Folks at Tollbit have released an interesting study on AI’s impact on publishers (the impact of LLMs’). (www.tollbit.com)

Key Takeaways ( AI summarized ) of the AI’s impact on publishers:

  • The latest AI agents and “headless browsers” interact with websites as if they were human users, masking their true nature with standard Chrome user agents and solving CAPTCHAs.
  • AI bot traffic now exceeds that of Bing’s web crawler; 1 in every 50 website visitors is an AI agent, up from 1 in 200 at the year’s start—a 4x surge in relative AI visits since Q1.
  • Human visitor numbers fell 9.4% across TollBit partner sites, while AI bot or agent traffic soared, highlighting a substitution effect where AIs, not humans, are browsing sites.
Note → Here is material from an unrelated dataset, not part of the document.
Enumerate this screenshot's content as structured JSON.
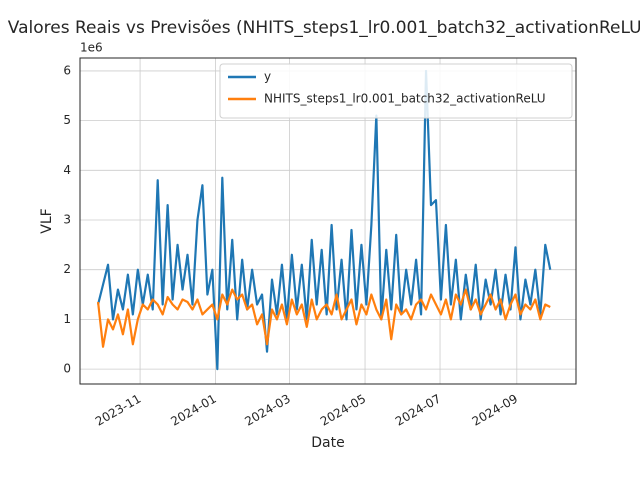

  • Publisher responses include a 336% rise in sites blocking or redirecting AI bots (HTTP errors and use of robot paywalls), yet 13.26% of AI bots still bypass robots.txt—up from 3.3% just six months prior.
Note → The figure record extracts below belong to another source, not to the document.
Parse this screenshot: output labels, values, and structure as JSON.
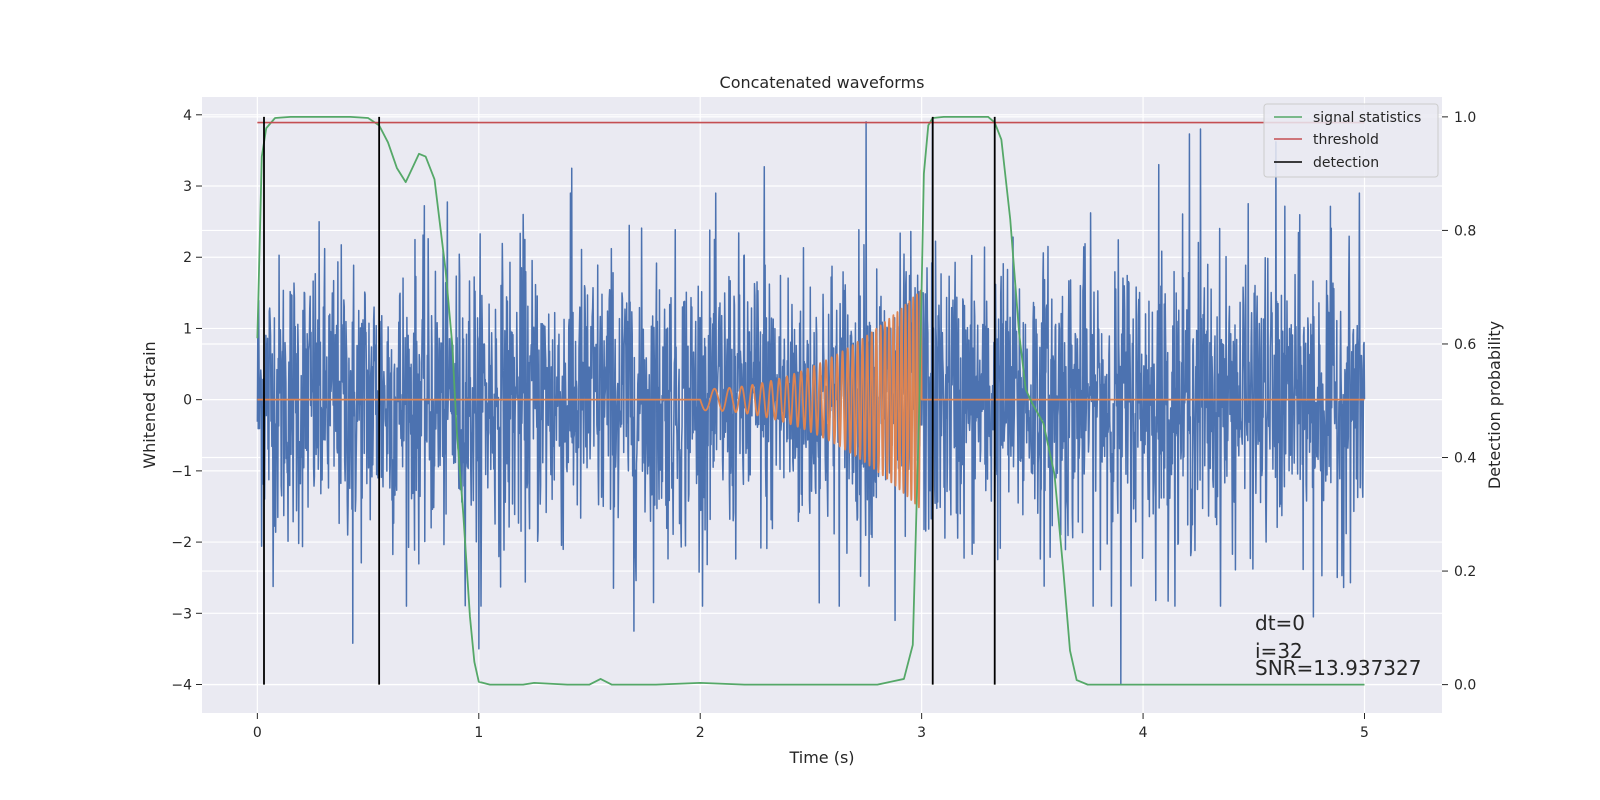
{
  "chart_data": {
    "type": "line",
    "title": "Concatenated waveforms",
    "xlabel": "Time (s)",
    "ylabel": "Whitened strain",
    "y2label": "Detection probability",
    "xlim": [
      -0.25,
      5.35
    ],
    "ylim": [
      -4.4,
      4.25
    ],
    "y2lim": [
      -0.05,
      1.035
    ],
    "x_ticks": [
      0,
      1,
      2,
      3,
      4,
      5
    ],
    "x_tick_labels": [
      "0",
      "1",
      "2",
      "3",
      "4",
      "5"
    ],
    "y_ticks": [
      4,
      3,
      2,
      1,
      0,
      -1,
      -2,
      -3,
      -4
    ],
    "y_tick_labels": [
      "4",
      "3",
      "2",
      "1",
      "0",
      "−1",
      "−2",
      "−3",
      "−4"
    ],
    "y2_ticks": [
      1.0,
      0.8,
      0.6,
      0.4,
      0.2,
      0.0
    ],
    "y2_tick_labels": [
      "1.0",
      "0.8",
      "0.6",
      "0.4",
      "0.2",
      "0.0"
    ],
    "grid": true,
    "legend_position": "top-right",
    "colors": {
      "background": "#eaeaf2",
      "grid": "#ffffff",
      "strain": "#4c72b0",
      "template": "#dd8452",
      "signal_statistics": "#55a868",
      "threshold": "#c44e52",
      "detection": "#000000"
    },
    "series": [
      {
        "name": "",
        "axis": "left",
        "kind": "noise",
        "x_range": [
          0,
          5
        ],
        "sample_count": 2600,
        "std": 1.0,
        "extremes": [
          {
            "x": 0.43,
            "y": -3.42
          },
          {
            "x": 1.0,
            "y": -3.5
          },
          {
            "x": 1.2,
            "y": 2.6
          },
          {
            "x": 1.42,
            "y": 3.25
          },
          {
            "x": 1.7,
            "y": -3.25
          },
          {
            "x": 2.29,
            "y": 3.27
          },
          {
            "x": 2.75,
            "y": 3.9
          },
          {
            "x": 2.88,
            "y": -3.1
          },
          {
            "x": 3.05,
            "y": 3.88
          },
          {
            "x": 3.9,
            "y": -4.0
          },
          {
            "x": 4.07,
            "y": 3.3
          },
          {
            "x": 4.21,
            "y": 3.73
          },
          {
            "x": 4.26,
            "y": 3.8
          },
          {
            "x": 4.6,
            "y": 3.62
          },
          {
            "x": 4.77,
            "y": -3.05
          }
        ]
      },
      {
        "name": "",
        "axis": "left",
        "kind": "chirp",
        "x_range": [
          0,
          5
        ],
        "chirp_range": [
          2.0,
          3.0
        ],
        "start_frequency": 10,
        "end_frequency": 60,
        "start_amplitude": 0.15,
        "end_amplitude": 1.55
      },
      {
        "name": "signal statistics",
        "axis": "right",
        "kind": "line",
        "x": [
          0,
          0.02,
          0.04,
          0.08,
          0.15,
          0.3,
          0.42,
          0.5,
          0.55,
          0.59,
          0.63,
          0.67,
          0.7,
          0.73,
          0.76,
          0.8,
          0.85,
          0.88,
          0.9,
          0.93,
          0.96,
          0.98,
          1.0,
          1.05,
          1.2,
          1.25,
          1.4,
          1.5,
          1.55,
          1.6,
          1.8,
          2.0,
          2.2,
          2.5,
          2.8,
          2.92,
          2.96,
          2.99,
          3.01,
          3.03,
          3.05,
          3.1,
          3.2,
          3.3,
          3.33,
          3.36,
          3.4,
          3.44,
          3.47,
          3.5,
          3.55,
          3.6,
          3.64,
          3.67,
          3.7,
          3.75,
          3.9,
          4.5,
          5.0
        ],
        "y": [
          0.61,
          0.93,
          0.98,
          0.998,
          1.0,
          1.0,
          1.0,
          0.998,
          0.985,
          0.955,
          0.91,
          0.885,
          0.91,
          0.935,
          0.93,
          0.89,
          0.73,
          0.6,
          0.45,
          0.3,
          0.12,
          0.04,
          0.005,
          0.0,
          0.0,
          0.003,
          0.0,
          0.0,
          0.01,
          0.0,
          0.0,
          0.003,
          0.0,
          0.0,
          0.0,
          0.01,
          0.07,
          0.5,
          0.9,
          0.985,
          0.998,
          1.0,
          1.0,
          1.0,
          0.99,
          0.96,
          0.82,
          0.62,
          0.52,
          0.495,
          0.46,
          0.37,
          0.2,
          0.06,
          0.008,
          0.0,
          0.0,
          0.0,
          0.0
        ]
      },
      {
        "name": "threshold",
        "axis": "right",
        "kind": "line",
        "x": [
          0,
          5
        ],
        "y": [
          0.99,
          0.99
        ]
      },
      {
        "name": "detection",
        "axis": "right",
        "kind": "vlines",
        "x": [
          0.03,
          0.55,
          3.05,
          3.33
        ],
        "ymin": 0.0,
        "ymax": 1.0
      }
    ],
    "annotations": [
      "dt=0",
      "i=32",
      "SNR=13.937327"
    ]
  }
}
  • Third-party and browser-driven AI agents are rapidly being adopted, further blurring the human/bot line; they automate browsing for real-time tasks including purchasing and navigation.
  • Advanced agents operate from the user’s desktop IP, making detection by publishers even harder; these “faux human” visitors risk eroding the web’s economic foundations.
  • The report contends that AI agents must be required to self-identify, and regulatory action should mandate clear user agent disclosures to protect publisher interests and foster a fair content market.
  • AI scraping puts new cost pressures on sites, including rising CDN bills; many categories, such as B2B/professional, parenting, and sports, receive disproportionately high AI traffic.
  • Europe’s regulatory actions have resulted in AI bots scraping European sites 27% less often than US sites, while APAC domains are the most heavily scraped globally.
  • Referral traffic from AI applications remains marginal—AI sends only 0.1% of all referrals to publishers, and Google’s dominance is waning; Google referrals fell to 84% of all external visitors (down from 90% last year).
  • AI bots’ caching strategies vary: ChatGPT caches web content for around 30 minutes, Gemini for 15 minutes (at the user level), and Claude caches results for over 16 days.
  • Publishers are increasingly deploying security and paid-access (“Bot Paywall”) responses, yet bots evolve to evade or bypass these efforts.
  • Headless browsing and the need for new agent-to-web protocols are discussed as potential future technical and regulatory directions.
  • The report advocates for policy reforms to require autonomous bots to identify themselves via HTTP headers, closing the loophole allowing automation to masquerade as human traffic.
  • As AI-mediated web interactions grow in sophistication and share, the urgency of distinguishing between real and “faux human” site visits escalates for publishers, advertisers, and regulators alike.”